Следствием такой патриархальной простоты нравов было то, что многие люди, очень нелепые, пошли чуть не за гениев, многие речи, очень глупые, стали чуть не на ряду с изречениями мудрости. Попробовал бы кто-нибудь из «наших» отпустить такую штуку, что «нельзя, дескать, не сочувствовать» и т. д. — всякий из зде-сидящих зажал бы ему уста, сказавши: «Охота вам, почтеннейший друг, предаваться такому дремучему празднословию!» — но так как этим празднословием занялся NN, существо в некотором смысле неразумное, существо, с трудом выговаривающее папа и мама, то в его устах самый позыв к празднословию, более или менее человечному, более или менее не изукрашенному обычными ингредиентами нашего древнего красноречия, уже казался поступком, который мы спешили запечатлеть в наших благодарных умах, где мы тщательно собирали лепестки для будущих венков героям наших сердечных вожделений.
И мы, члены этого строгого и взыскательного, члены этого поистине нравственного меньшинства, до такой степени искренно восторгались убогими нашими героями, что потребность лизаться упорно засела в нас даже по сю пору, когда, по-видимому, нет уже и побудительных причин ни для лизания, ни для телячьих восторгов.
Ошибка горькая и обильная последствиями самого тлетворного свойства, ибо она отнимала у наших убеждений ту бесповоротную крепость и силу, без которой немыслимо никакое деятельное влияние на общество, ибо она была причиной бесчисленных стачек с неправдою, безобразием ходячей общественной нравственности, ибо она успокоивала нас в той пассивной роли наблюдателей-сводников, которую мы сами себе навязали.

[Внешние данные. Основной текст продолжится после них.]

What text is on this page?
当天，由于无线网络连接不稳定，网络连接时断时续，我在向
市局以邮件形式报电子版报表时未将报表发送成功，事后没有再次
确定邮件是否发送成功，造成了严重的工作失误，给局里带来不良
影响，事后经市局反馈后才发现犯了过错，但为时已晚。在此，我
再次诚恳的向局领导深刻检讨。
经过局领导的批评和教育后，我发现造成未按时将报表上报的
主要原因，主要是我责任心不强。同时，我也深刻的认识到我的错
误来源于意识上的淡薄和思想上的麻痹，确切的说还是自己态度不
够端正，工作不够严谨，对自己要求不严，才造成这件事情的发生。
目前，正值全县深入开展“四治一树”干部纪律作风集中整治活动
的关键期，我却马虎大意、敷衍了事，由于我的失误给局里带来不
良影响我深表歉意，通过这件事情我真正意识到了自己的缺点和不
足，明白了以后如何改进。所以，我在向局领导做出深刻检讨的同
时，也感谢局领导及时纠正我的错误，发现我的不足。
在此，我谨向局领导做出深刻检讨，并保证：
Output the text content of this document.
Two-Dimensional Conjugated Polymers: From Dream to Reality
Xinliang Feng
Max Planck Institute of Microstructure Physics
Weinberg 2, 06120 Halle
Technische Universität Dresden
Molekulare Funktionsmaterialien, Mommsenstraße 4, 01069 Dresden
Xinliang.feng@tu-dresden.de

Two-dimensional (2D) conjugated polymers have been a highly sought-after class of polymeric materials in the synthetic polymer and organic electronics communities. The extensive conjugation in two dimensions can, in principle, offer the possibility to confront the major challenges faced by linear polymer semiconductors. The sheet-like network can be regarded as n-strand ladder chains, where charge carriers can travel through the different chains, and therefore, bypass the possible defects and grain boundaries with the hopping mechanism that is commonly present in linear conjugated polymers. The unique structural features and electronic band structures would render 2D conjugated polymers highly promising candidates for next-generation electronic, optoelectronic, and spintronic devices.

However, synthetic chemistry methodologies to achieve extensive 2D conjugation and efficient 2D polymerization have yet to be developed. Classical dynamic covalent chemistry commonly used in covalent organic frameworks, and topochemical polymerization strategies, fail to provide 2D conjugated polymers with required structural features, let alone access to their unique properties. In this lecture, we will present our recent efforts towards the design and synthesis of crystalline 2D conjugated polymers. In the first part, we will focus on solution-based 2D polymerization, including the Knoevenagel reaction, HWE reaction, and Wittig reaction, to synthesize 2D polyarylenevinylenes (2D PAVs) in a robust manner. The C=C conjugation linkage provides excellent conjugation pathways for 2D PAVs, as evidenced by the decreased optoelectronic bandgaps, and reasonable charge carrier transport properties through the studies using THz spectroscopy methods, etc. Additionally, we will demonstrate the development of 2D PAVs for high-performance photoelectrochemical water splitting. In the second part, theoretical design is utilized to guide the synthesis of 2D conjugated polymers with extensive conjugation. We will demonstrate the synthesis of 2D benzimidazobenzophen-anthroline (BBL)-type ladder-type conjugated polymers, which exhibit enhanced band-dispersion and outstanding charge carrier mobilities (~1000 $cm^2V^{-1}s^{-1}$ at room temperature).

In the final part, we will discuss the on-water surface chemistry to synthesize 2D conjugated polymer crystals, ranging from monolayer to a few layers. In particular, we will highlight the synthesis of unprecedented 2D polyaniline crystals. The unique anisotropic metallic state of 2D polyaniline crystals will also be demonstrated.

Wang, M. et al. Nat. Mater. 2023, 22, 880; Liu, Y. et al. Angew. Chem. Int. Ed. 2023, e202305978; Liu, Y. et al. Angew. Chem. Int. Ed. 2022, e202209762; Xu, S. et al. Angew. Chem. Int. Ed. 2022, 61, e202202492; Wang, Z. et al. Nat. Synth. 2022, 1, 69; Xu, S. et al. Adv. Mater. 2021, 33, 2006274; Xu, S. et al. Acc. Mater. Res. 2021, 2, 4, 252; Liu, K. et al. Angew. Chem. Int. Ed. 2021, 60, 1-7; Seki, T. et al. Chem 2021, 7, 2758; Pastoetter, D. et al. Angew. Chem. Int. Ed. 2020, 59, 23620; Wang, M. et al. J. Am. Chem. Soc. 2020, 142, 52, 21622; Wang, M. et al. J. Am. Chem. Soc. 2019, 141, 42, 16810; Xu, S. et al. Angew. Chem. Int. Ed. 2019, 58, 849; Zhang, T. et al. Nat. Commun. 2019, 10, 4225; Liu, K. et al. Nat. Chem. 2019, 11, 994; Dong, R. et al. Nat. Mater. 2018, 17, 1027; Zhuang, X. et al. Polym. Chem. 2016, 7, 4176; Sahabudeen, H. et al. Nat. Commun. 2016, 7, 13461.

Но вместе с тем ошибка и не необъяснимая. В самом деле, к чему прилепиться, как распознать истину от лжи, при существовании всеобщей, почти эпидемической путаницы понятий и представлений? И как не примкнуть, например, к NN, который, по крайней мере, умеет конфузиться и краснеть, тогда как рядом с ним какой-нибудь ММ нахально несет свою плоскодонную морду, безнаказанно ставя ее поперек всему благородно мыслящему? Мысль человеческая с трудом выносит одиночество, а чувство и вовсе не терпит его. Это свойство человеческой природы, эта общительность человека сообщают нечто роковое всей его деятельности, вынуждая его, независимо от него самого, признавать за добро то, что в сущности представляет собой лишь меньшую сумму зла. Сквозник-Дмухановский не только во сне, но и наяву видел кругом себя только свиные рыла: что мудреного, что он и Хлестакова признал за человека? Наши публицисты так долго видели то же самое, что видел и вышеупомянутый градоначальник: что мудреного, что в настоящее время они с остервенением приглашают сограждан лобзать даже в таких случаях, когда, по совести, следовало бы приглашать их плевать.
Скажут, быть может: «Зачем же члены этого добродетельного, этого взыскательного меньшинства не поищут образцов гражданской доблести среди самих себя, зачем они вторгаются в ту сферу, где властвуют свиные рыла?» Ответ на это простой: затем, что мысль человеческая никак не может признать кружка за мир. Как бы ни были для нас милы и симпатичны люди кружка, как бы хорошо ни чувствовали мы себя среди их, все-таки мы не можем совершенно обрезать те нити, которые привязывают нас к миру, все-таки мы сознаем, что дело, настоящее дело, не в кружке, а вне его, и именно в той темной области, в которой живут и действуют Сквозники-Дмухановские.
Но в особенности мудрено было не ошибиться в выборе героев в последнее время. Россияне так изолгались в какие-нибудь пять лет времени, что решительно ничего нельзя понять в этой всеобщей хлестаковщине. В публичных местах нет отбоя от либералов всевозможных шерстей, и только слишком чуткое и привычное ухо за шумихою пустозвонных фраз может подметить старинную заскорузлость воззрений и какое-то лукавое, чуть сдерживаемое приурочивание вопросов общих, исторических к пошленьким интересам скотного двора своей собственной жизни.
Едете ли вы, например, по железной дороге — присмотритесь, сделайте милость, к тому, что крутом вас делается, прислушайтесь к тому, что говорится в вагонах. И речи, и морды — все, кажется, протестует! И протестует в каком-то плюхо-просящем, минорном тоне, как будто так и сует всем и каждому и в нос, и в рот, и в глаза, что я, дескать, сам по себе ничего, я червь, я слякоть, я клоп постельный, а вот отечество-то за что страдает!